“Be careful about what you wish for. You might get it”.
Since the late 1980s the world’s financial markets have undergone a radical democratization, opening the door for retail investors even of modest means to access markets and assets previously the exclusive domain of the very wealthy, at a steadily decreasing cost. The twin facilitators of this financial mass marketing have been liberalization and technology. Liberalization – the break-up of old structural monopolies like the New York Stock Exchange into multiple trading exchanges, systems and platforms. Technology – the means by which information on prices and other raw data traverse the globe at light speed. But there is a dark side to this imagined financial utopia.
Lights Out, Nobody Home
When the NASDAQ exchange went dark, literally, for three hours on Thursday it was not something out of the blue but only the latest in a long string of technical “glitches” that have plagued markets with increasing, and worrying, frequency. We live in an era of glitches, from which nobody is immune. Just two days before connectivity problems with its main data feed brought the US’s second largest exchange to its knees, Wall Street behemoth Goldman Sachs disrupted markets during a 17 minute panic resulting from over 800,000 erroneously executed options contracts. Last year Knight Capital, a major market maker, nearly went out of business after a coding error dumped hundreds of millions of unwanted positions into their account. Then there was the Facebook IPO debacle and the flash crash of 2010, and these are just the ones that make the headlines.

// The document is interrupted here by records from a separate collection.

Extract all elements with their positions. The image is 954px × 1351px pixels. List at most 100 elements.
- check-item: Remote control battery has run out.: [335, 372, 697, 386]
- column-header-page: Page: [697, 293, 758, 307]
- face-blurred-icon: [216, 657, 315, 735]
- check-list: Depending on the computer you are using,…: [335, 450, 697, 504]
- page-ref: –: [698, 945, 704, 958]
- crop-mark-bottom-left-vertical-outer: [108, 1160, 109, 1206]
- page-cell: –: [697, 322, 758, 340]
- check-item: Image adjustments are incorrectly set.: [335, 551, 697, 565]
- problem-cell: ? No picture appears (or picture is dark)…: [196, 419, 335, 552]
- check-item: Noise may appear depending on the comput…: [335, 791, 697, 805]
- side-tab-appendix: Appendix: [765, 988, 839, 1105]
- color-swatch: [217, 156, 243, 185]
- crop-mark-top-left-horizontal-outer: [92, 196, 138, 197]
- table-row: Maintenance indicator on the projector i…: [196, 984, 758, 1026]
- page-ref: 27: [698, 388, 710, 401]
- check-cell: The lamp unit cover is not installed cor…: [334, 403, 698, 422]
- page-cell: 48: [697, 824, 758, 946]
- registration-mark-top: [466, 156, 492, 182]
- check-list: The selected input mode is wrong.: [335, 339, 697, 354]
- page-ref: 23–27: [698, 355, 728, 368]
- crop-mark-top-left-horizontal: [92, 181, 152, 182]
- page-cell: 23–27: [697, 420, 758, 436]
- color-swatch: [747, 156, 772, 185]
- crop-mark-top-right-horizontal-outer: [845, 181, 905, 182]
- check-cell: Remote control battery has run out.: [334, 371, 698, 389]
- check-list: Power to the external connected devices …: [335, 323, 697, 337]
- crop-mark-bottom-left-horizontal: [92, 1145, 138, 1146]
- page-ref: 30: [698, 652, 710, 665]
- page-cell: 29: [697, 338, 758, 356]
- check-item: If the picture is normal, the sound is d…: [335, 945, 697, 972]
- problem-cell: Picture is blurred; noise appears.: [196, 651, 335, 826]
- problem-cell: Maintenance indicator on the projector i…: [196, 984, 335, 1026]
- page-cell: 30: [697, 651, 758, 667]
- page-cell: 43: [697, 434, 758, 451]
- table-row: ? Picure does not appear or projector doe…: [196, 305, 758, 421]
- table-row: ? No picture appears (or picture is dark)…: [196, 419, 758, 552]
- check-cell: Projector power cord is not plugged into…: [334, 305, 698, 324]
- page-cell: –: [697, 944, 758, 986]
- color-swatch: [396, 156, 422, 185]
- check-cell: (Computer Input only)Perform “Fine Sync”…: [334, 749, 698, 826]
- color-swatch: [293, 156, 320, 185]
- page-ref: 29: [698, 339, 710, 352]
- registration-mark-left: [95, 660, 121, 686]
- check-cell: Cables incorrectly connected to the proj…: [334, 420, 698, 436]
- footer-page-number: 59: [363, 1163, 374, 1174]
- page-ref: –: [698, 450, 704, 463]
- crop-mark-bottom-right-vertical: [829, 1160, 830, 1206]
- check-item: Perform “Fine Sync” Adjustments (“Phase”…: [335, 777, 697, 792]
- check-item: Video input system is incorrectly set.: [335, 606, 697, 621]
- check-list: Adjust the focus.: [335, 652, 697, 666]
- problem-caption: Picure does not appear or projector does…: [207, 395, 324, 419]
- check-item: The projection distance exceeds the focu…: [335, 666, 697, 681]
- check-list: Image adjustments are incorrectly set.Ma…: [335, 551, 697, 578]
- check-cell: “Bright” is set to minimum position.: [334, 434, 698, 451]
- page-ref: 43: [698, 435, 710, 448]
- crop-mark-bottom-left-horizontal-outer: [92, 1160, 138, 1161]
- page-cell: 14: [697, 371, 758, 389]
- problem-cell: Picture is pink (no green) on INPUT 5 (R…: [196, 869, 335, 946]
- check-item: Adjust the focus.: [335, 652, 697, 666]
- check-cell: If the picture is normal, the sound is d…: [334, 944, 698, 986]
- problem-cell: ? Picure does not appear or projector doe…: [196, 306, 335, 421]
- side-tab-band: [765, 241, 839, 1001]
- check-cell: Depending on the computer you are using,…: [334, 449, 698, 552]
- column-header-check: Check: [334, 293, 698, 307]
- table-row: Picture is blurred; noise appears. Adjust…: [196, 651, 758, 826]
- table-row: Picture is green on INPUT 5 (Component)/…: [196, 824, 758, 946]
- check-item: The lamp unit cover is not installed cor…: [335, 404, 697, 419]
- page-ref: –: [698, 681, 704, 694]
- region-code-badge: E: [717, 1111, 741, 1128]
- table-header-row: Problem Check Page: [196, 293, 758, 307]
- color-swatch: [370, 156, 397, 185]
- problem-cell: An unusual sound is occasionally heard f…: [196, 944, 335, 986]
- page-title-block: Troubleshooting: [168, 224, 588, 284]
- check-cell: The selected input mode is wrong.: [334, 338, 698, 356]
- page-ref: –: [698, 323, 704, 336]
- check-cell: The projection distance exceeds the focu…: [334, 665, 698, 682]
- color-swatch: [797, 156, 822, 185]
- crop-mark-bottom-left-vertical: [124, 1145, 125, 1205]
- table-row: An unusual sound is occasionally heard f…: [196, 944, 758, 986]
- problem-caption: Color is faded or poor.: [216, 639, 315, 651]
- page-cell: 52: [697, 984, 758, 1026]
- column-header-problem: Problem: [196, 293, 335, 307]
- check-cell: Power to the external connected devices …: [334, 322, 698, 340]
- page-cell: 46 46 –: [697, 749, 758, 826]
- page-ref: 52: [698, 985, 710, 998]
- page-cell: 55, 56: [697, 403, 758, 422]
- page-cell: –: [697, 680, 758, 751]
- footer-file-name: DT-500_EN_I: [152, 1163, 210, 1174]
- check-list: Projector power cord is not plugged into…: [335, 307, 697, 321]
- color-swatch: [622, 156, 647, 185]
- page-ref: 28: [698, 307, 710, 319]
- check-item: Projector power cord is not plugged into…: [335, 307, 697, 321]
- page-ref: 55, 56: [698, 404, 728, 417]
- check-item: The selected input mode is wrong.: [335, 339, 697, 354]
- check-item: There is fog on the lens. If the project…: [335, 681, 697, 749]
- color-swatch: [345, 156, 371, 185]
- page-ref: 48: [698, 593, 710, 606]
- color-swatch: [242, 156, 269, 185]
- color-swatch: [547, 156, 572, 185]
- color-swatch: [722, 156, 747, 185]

Elusive Centers of Accountability
Part of the problem is that the decentralized structure that makes trading cheaper and more accessible also makes the system architecture more complex and the centers of accountability more diffuse. In the US alone there are 13 stock exchanges and some 40-odd “dark pools” that facilitate private trading between thousands of institutional market participants. When problems arise like the NASDAQ securities information processor (SIP) connectivity glitch, you can’t just call the IT guy and have him go into the server room and fix the problem. And that’s just the hardware side. On the software side securities markets are now dominated by algorithms programmed to make hair-trigger decisions on patterns and events. Behind every algorithm is someone’s computer code, and as examples like the flash crash and Knight Capital remind us, even the smartest programmer is prone to make mistakes.
Vigilance and Oversight Needed
There are no cure-alls for technology risk. But we need responsible oversight and a regulatory approach that anticipates the future rather than just cleaning up the mess after it happens. Much good has come of the democratization of markets, for many people. Their interests and financial well-being are second to none in importance, and need to be the sole concern of the market’s institutions and policy leaders.